6. Unicode and Homoglyph Attacks

Unicode introduced a problem that email security has never fully solved. Many characters from different scripts look identical to Latin characters. The Cyrillic "a" (U+0430) is visually indistinguishable from the Latin "a" (U+0061) in most fonts. The same applies to dozens of other characters across Greek, Cyrillic, Armenian, and other scripts.

An attacker registers a domain using these lookalike characters. To the human eye, the domain appears exactly like the target domain. In the DNS system, it is encoded as Punycode (a string starting with xn-- followed by ASCII-encoded characters), making it a completely separate domain. The attacker sets up full email authentication for this Punycode domain, and every authentication check passes with flying colors.

Modern browsers have largely addressed homoglyph attacks in URLs by displaying the Punycode representation when mixed scripts are detected. Email clients have been significantly slower to adopt similar protections, and many still render unicode domain names in their visual form, making the attack invisible to users.

The Defense

IDN (Internationalized Domain Name) homoglyph detection is available in some email security tools and should be enabled wherever possible. DMARC helps if the target organization has a strict policy, because the attacker is technically using a different domain. But the real defense is security tooling that can flag domains with mixed-script characters or known homoglyph substitution patterns before they reach the user.

7. Null MX and Misconfiguration Exploitation

Some domains are configured with a null MX record (a single MX pointing to ".") to indicate they do not accept or send email. Attackers have found that many mail servers do not properly handle null MX records and may still accept email claiming to come from these domains. If the domain also lacks a DMARC record, which is common for domains not intended for email use, there is no policy to enforce against spoofed messages.

A related technique exploits domains that have an SPF record ending in ?all (neutral) or no SPF record at all.
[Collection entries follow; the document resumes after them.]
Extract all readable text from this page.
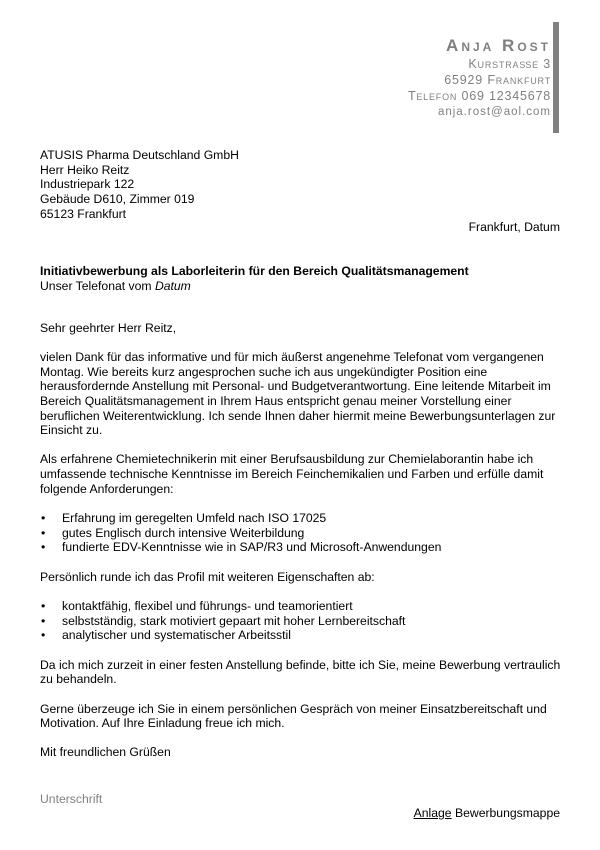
Anja Rost
Kurstraße 3
65929 Frankfurt
Telefon 069 12345678
anja.rost@aol.com
ATUSIS Pharma Deutschland GmbH
Herr Heiko Reitz
Industriepark 122
Gebäude D610, Zimmer 019
65123 Frankfurt
Frankfurt, Datum
Initiativbewerbung als Laborleiterin für den Bereich Qualitätsmanagement
Unser Telefonat vom Datum

Sehr geehrter Herr Reitz,

vielen Dank für das informative und für mich äußerst angenehme Telefonat vom vergangenen Montag. Wie bereits kurz angesprochen suche ich aus ungekündigter Position eine herausfordernde Anstellung mit Personal- und Budgetverantwortung. Eine leitende Mitarbeit im Bereich Qualitätsmanagement in Ihrem Haus entspricht genau meiner Vorstellung einer beruflichen Weiterentwicklung. Ich sende Ihnen daher hiermit meine Bewerbungsunterlagen zur Einsicht zu.

Als erfahrene Chemietechnikerin mit einer Berufsausbildung zur Chemielaborantin habe ich umfassende technische Kenntnisse im Bereich Feinchemikalien und Farben und erfülle damit folgende Anforderungen:

• Erfahrung im geregelten Umfeld nach ISO 17025
• gutes Englisch durch intensive Weiterbildung
• fundierte EDV-Kenntnisse wie in SAP/R3 und Microsoft-Anwendungen

Persönlich runde ich das Profil mit weiteren Eigenschaften ab:

• kontaktfähig, flexibel und führungs- und teamorientiert
• selbstständig, stark motiviert gepaart mit hoher Lernbereitschaft
• analytischer und systematischer Arbeitsstil

Da ich mich zurzeit in einer festen Anstellung befinde, bitte ich Sie, meine Bewerbung vertraulich zu behandeln.

Gerne überzeuge ich Sie in einem persönlichen Gespräch von meiner Einsatzbereitschaft und Motivation. Auf Ihre Einladung freue ich mich.

Mit freundlichen Grüßen

Unterschrift
Anlage Bewerbungsmappe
Without SPF and without DMARC, there is nothing to fail. The attacker spoofs these domains freely because the receiving server has no authentication policy to evaluate against.

Attackers maintain curated lists of high-value domains with weak or missing authentication policies. Government agencies, educational institutions, healthcare organizations, and older enterprise domains are frequent targets because their DNS configurations tend to be outdated, incomplete, or managed by teams that do not prioritize email security.

The Defense

If you own a domain, even one not used for email, publish a DMARC record with p=reject, an SPF record with -all, and a null MX. This trio tells the world that no legitimate email should ever come from your domain. On the receiving side, implement DMARC checking and configure your filters to treat the absence of authentication records as a risk signal rather than a neutral condition.

The Bigger Picture

What connects all of these techniques is a fundamental truth about email security: authentication protocols were designed to verify that an email comes from the domain it claims to come from. They were never designed to verify that the sender is who they claim to be. That gap between domain authentication and human identity verification is where every phishing attack lives.

SPF, DKIM, and DMARC are necessary but not sufficient. They raise the bar significantly, and they stop the most basic, automated forms of domain spoofing. But a determined attacker with a five-dollar domain registration and thirty minutes of setup time can bypass all three without breaking a sweat.

Real defense requires layered security: authentication as the foundation, reputation systems and threat intelligence on top, behavioral analysis and content inspection above that, and informed, skeptical users as the final layer. No single technology solves phishing. Anyone who tells you otherwise is either naive or selling something.

The attackers know your defenses inside and out. Make sure you understand their offense just as well.